One of her readers emailed me.
And it was the email. The one I've always wanted to receive.
subject line: Representation (this can't be. is this what I think it is?)
"I'm sure I'm very late to the game..." (you are. but I'm very patient. where have you been?!)
"... fantastic writer..." (that will do just fine.)
"... while I assume you must already have an agent..." (I don't. I don't know what's wrong with you people. I'm right here.)
Seven months ago I signed with the Einstein Thompson Agency. The agent who found me is named Molly Reese. She asked me to write a book.
I wanted to be asked.
And then I stopped writing. And I never told you that the one thing I wanted arrived.
In the meantime, I've seen several of you sign with literary agents. Some of you make the announcement the day you sign, posting shots of yourselves with pen in hand. Others write, "I've been dying to tell you that two weeks ago..." Two weeks? I was still rereading the emails two weeks later.
My mind doesn't work that way. I... process.
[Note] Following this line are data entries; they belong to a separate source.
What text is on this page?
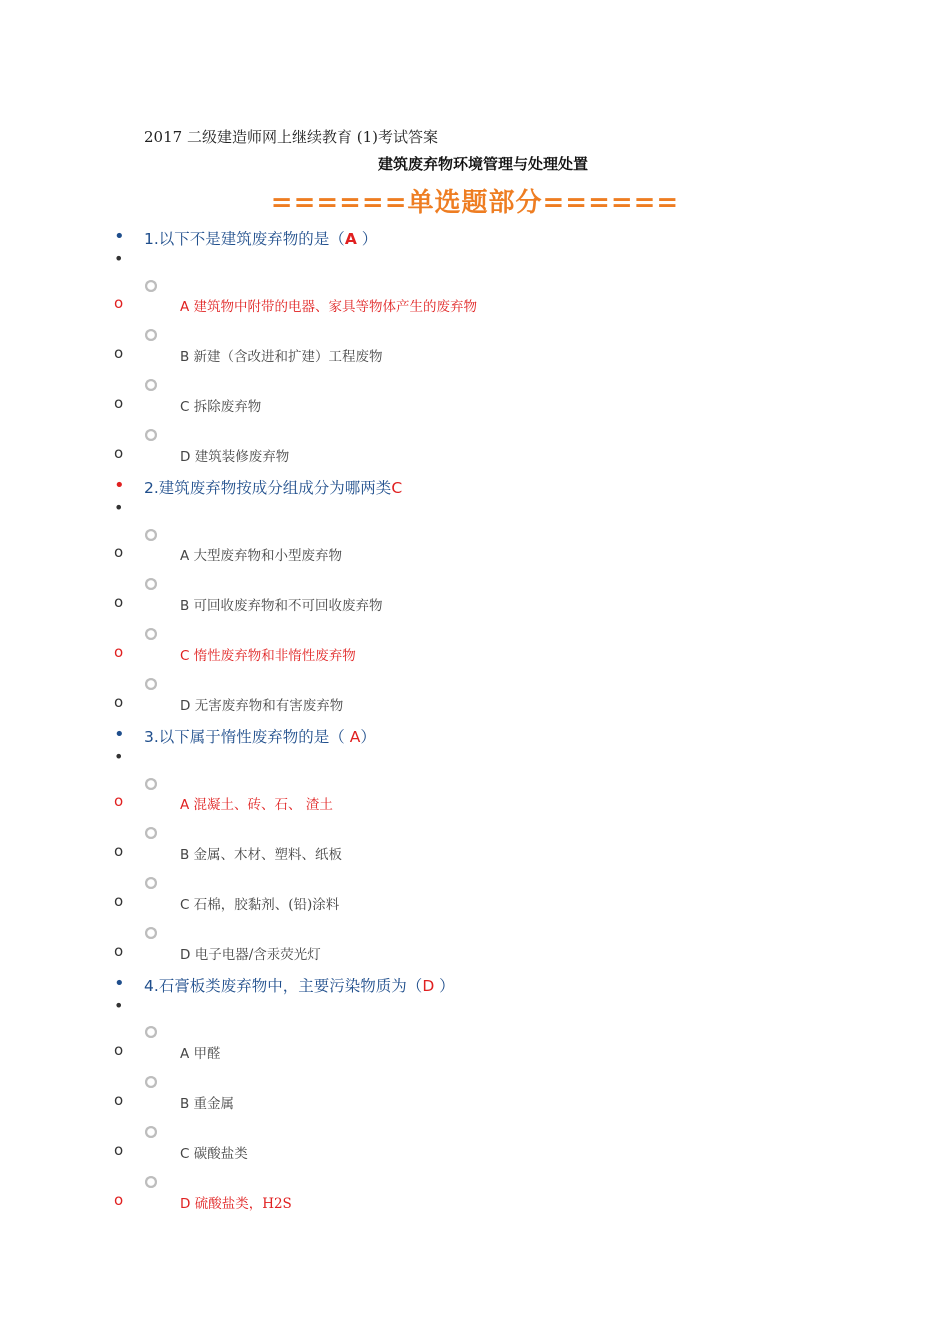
2017 二级建造师网上继续教育 (1)考试答案
建筑废弃物环境管理与处理处置
======单选题部分======
• 1.以下不是建筑废弃物的是（A ）
•
o	A 建筑物中附带的电器、家具等物体产生的废弃物
o	B 新建（含改进和扩建）工程废物
o	C 拆除废弃物
o	D 建筑装修废弃物
• 2.建筑废弃物按成分组成分为哪两类C
•
o	A 大型废弃物和小型废弃物
o	B 可回收废弃物和不可回收废弃物
o	C 惰性废弃物和非惰性废弃物
o	D 无害废弃物和有害废弃物
• 3.以下属于惰性废弃物的是（ A）
•
o	A 混凝土、砖、石、 渣土
o	B 金属、木材、塑料、纸板
o	C 石棉，胶黏剂、(铅)涂料
o	D 电子电器/含汞荧光灯
• 4.石膏板类废弃物中，主要污染物质为（D ）
•
o	A 甲醛
o	B 重金属
o	C 碳酸盐类
o	D 硫酸盐类，H2S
This one just took nearly a year to process. A lot of people could have written the freaking book in that year. No matter.
The one thing that I wanted arrived and I accepted it and I'm telling you because now it's time to be happy and excited and hopeful and holy hell focused.
Focused!
I can't even tell you how good this feels. I still have decisions to make but for the past number of months I've systematically dissolved the more distracting elements of my working days. Every decision I've made has revolved around the core of writing and, more specifically, will this serve my goal?
If the answer was no, I eliminated it. Or began disentangling myself from it.
What do I want? Now that I have the literary agent, what do I want? I want to write and sell books. Not just write them, sell them. My dream is not to see my words in print or see my book on the shelf at Barnes & Noble (steady there, girl). My dream is for thousands of other people to hold my book in their hands and enjoy my writing. To find grounding tethers in my words or soothing elixir to draw a deeper breath.
Or just nod and laugh.
Now just to write a proposal. And sell it to a publisher. And write a book. Now just to write.
Thank you for convincing me. Ready? This won't be without challenge.